La generación de cristal no se rompe, se escrola

Por el Arq. Allán QC.

Una noche, presa de mis propios pensamientos y vencido por la ociosidad, mi mente me negó el sueño reparador. Como muchos adultos funcionales con ansiedad disfrazada de insomnio, caí en la tentación de escrolear mi celular hasta que el agotamiento me venciera y finalmente pudiera dormir.


Al día siguiente, un querido amigo —al que por razones de ética docente llamaremos “El Gordo”— me contó lo que a primera vista parecía una anécdota universitaria más. Después de calificar un trabajo mediocre con la severidad justa (un 6, generoso incluso), la jefa de grupo reclamó con cara de víctima profesional que no estaba de acuerdo con la calificación, y cuando se le pidieron razones, soltó la joya: “Es que tienes un tono de voz muy fuerte”.


Pausa dramática. Sí. No fue el contenido, no fue la retroalimentación, no fue el trabajo; fue el tono. El tono.


Lo interesante es que, cuando se pidió la opinión del resto del grupo, todos coincidieron: sí, el profe tiene un tono fuerte, pero jamás grosero, nunca ofensivo. De hecho, lo consideran el más exigente, pero también del que más han aprendido. El reclamo entonces no tenía sustancia académica, sino emocional. Y fue justo ahí donde todo conectó con un artículo que leí un mes atrás en Café Kyoto. Se titulaba: “Generación de Cristal”. Cliché, lo sé. Pero espérate tantito.


El artículo comenzaba con una idea brillante: la vida adulta dejó de ser sinónimo de autonomía para convertirse en una acumulación de responsabilidades. Y claro, en una época donde tener casa propia suena a fantasía medieval, donde no tenemos estabilidad laboral ni un lugar claro en la sociedad, lo único que nos queda es correr hacia la infancia. A ese lugar donde no había facturas, entregas, métricas ni calificaciones con tono fuerte.
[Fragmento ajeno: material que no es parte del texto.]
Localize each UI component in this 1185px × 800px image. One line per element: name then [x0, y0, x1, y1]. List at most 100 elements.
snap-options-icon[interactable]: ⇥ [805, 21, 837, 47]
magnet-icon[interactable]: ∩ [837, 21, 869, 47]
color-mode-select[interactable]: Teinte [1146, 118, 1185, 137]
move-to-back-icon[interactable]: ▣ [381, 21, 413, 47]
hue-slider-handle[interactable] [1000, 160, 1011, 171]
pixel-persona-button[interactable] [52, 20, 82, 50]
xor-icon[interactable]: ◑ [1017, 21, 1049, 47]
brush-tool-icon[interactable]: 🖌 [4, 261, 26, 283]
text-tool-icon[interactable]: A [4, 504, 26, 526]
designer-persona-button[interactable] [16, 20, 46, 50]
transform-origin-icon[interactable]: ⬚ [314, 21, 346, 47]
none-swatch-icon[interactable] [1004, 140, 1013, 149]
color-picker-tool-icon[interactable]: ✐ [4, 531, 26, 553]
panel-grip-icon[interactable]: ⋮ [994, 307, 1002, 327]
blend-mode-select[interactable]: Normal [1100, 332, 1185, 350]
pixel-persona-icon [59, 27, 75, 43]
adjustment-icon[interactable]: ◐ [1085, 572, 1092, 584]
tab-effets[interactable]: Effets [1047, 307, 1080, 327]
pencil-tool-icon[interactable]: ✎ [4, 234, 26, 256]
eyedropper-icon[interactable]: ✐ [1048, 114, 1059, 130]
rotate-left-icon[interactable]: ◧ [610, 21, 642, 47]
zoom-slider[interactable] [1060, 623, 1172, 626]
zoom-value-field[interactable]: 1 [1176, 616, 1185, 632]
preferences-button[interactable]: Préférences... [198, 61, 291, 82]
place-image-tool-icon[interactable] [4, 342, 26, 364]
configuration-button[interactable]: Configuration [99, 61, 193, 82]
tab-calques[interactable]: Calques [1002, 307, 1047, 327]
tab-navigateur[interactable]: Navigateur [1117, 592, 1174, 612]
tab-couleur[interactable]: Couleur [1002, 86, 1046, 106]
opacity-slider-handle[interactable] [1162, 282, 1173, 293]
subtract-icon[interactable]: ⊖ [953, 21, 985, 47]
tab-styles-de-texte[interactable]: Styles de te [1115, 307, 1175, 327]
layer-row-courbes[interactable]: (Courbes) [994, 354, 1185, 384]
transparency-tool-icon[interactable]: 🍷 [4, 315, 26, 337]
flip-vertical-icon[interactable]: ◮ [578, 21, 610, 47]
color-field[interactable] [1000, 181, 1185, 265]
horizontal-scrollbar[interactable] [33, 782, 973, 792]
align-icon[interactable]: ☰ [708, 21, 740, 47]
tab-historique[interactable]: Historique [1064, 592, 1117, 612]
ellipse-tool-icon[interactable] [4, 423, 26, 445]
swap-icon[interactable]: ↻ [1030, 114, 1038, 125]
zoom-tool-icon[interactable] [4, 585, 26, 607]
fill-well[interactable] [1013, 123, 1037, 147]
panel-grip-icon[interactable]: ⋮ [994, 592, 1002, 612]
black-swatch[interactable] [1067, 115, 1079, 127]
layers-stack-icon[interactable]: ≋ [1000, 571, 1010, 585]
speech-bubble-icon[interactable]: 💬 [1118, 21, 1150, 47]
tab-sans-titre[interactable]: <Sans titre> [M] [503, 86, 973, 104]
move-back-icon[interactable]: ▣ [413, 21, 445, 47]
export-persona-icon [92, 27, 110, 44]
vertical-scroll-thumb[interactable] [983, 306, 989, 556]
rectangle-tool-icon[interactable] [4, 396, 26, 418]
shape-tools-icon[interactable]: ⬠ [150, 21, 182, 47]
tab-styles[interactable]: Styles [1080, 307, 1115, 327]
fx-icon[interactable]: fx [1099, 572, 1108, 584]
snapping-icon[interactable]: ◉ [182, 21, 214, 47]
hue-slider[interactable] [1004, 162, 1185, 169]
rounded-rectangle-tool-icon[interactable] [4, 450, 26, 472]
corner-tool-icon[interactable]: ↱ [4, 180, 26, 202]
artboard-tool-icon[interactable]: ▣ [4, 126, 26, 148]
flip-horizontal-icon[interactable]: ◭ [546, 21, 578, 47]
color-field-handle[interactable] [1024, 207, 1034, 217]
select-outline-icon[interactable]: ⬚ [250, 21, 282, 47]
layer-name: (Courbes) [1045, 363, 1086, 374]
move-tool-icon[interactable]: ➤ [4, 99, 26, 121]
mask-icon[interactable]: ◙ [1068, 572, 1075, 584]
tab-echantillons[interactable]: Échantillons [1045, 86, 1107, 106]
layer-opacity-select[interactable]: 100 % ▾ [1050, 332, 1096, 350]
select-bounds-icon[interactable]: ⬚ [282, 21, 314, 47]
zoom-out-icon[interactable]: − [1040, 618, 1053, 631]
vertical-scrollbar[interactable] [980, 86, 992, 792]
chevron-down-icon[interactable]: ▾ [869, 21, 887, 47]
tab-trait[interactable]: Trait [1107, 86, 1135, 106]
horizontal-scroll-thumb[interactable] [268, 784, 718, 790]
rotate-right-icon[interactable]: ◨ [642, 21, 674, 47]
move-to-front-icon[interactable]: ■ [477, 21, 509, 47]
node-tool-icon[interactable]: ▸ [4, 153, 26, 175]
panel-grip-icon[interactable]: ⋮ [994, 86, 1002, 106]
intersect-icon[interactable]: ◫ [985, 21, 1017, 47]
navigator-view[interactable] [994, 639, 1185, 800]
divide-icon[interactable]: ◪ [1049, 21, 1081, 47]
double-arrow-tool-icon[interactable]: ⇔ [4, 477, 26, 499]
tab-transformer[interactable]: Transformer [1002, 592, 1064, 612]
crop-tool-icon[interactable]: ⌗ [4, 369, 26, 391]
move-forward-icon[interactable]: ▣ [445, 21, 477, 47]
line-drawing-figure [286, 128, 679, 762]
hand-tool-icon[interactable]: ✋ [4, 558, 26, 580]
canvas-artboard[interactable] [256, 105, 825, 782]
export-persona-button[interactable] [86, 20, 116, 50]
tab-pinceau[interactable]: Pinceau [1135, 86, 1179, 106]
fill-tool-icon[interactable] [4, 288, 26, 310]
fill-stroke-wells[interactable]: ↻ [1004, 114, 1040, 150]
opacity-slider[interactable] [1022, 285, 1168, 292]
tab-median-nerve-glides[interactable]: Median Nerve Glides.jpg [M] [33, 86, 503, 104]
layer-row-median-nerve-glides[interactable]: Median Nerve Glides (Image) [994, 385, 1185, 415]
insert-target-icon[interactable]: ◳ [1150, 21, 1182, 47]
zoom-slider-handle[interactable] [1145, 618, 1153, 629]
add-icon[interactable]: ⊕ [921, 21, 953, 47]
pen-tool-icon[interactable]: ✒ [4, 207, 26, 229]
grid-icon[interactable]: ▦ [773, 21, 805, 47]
Y eso explica mucho. Por ejemplo: por qué amamos los TikToks que nos explican en 60 segundos el conflicto de Palestina con memes de gatitos. O por qué preferimos que nos digan que “todo pasa por algo” aunque claramente algunas cosas solo pasaron porque la vida es una perra sin explicación.


En ese sentido, el filósofo surcoreano Byung-Chul Han (el único Han que no necesita sable láser para iluminar) sostiene que vivimos en una “sociedad del rendimiento” donde todo debe ser positivo. Hay que sacarle “una lección” a cada tragedia, como si perder el empleo o reprobar una materia debiera dejarte iluminado y mejor persona. Spoiler: a veces solo duele y ya.


Este discurso edulcorado está en todas partes. No regañes, no alces la voz, no señales, no te quejes. Todo debe ser lindo, suave, estético y políticamente correcto. Lo importante no es tanto lo que dices, sino cómo haces sentir al otro. Y aquí está la trampa: la infantilización del discurso se convierte en una herramienta útil para conservar el status quo.


¿Por qué? Porque si todo debe sonar bonito, cualquier crítica estructural suena agresiva. Si hablas del fracaso del modelo económico, estás siendo “negativo”. Si cuestionas la precarización laboral, “eres conflictivo”. Si repruebas con fundamentos, “tienes un tono feo”. Todo se reduce a una narrativa individual: si te va mal, es porque algo estás haciendo tú, mal. No el sistema. Tú.


Por eso, mi querido lector, la anécdota del Gordo no es una anécdota más. Es un síntoma. Un síntoma de una época donde la sensibilidad, que debería ser una virtud, ha sido capturada por una estética superficial de lo blando. Una sensibilidad que cancela conversaciones incómodas, que exige que hasta la crítica venga con moñito y olor a lavanda.


Y sí, claro que es sano pensar antes de hablar. Claro que debemos ser cuidadosos. Pero no al grado de evitar decir lo que debe decirse solo porque alguien se va a sentir incómodo. Hay cosas que simplemente deben hablarse, aunque suenen fuerte. Como el 6 de esa alumna. Como el miedo de esta generación a la crítica real. Como el hecho de que vivir no debería doler tanto, ni siquiera en voz alta.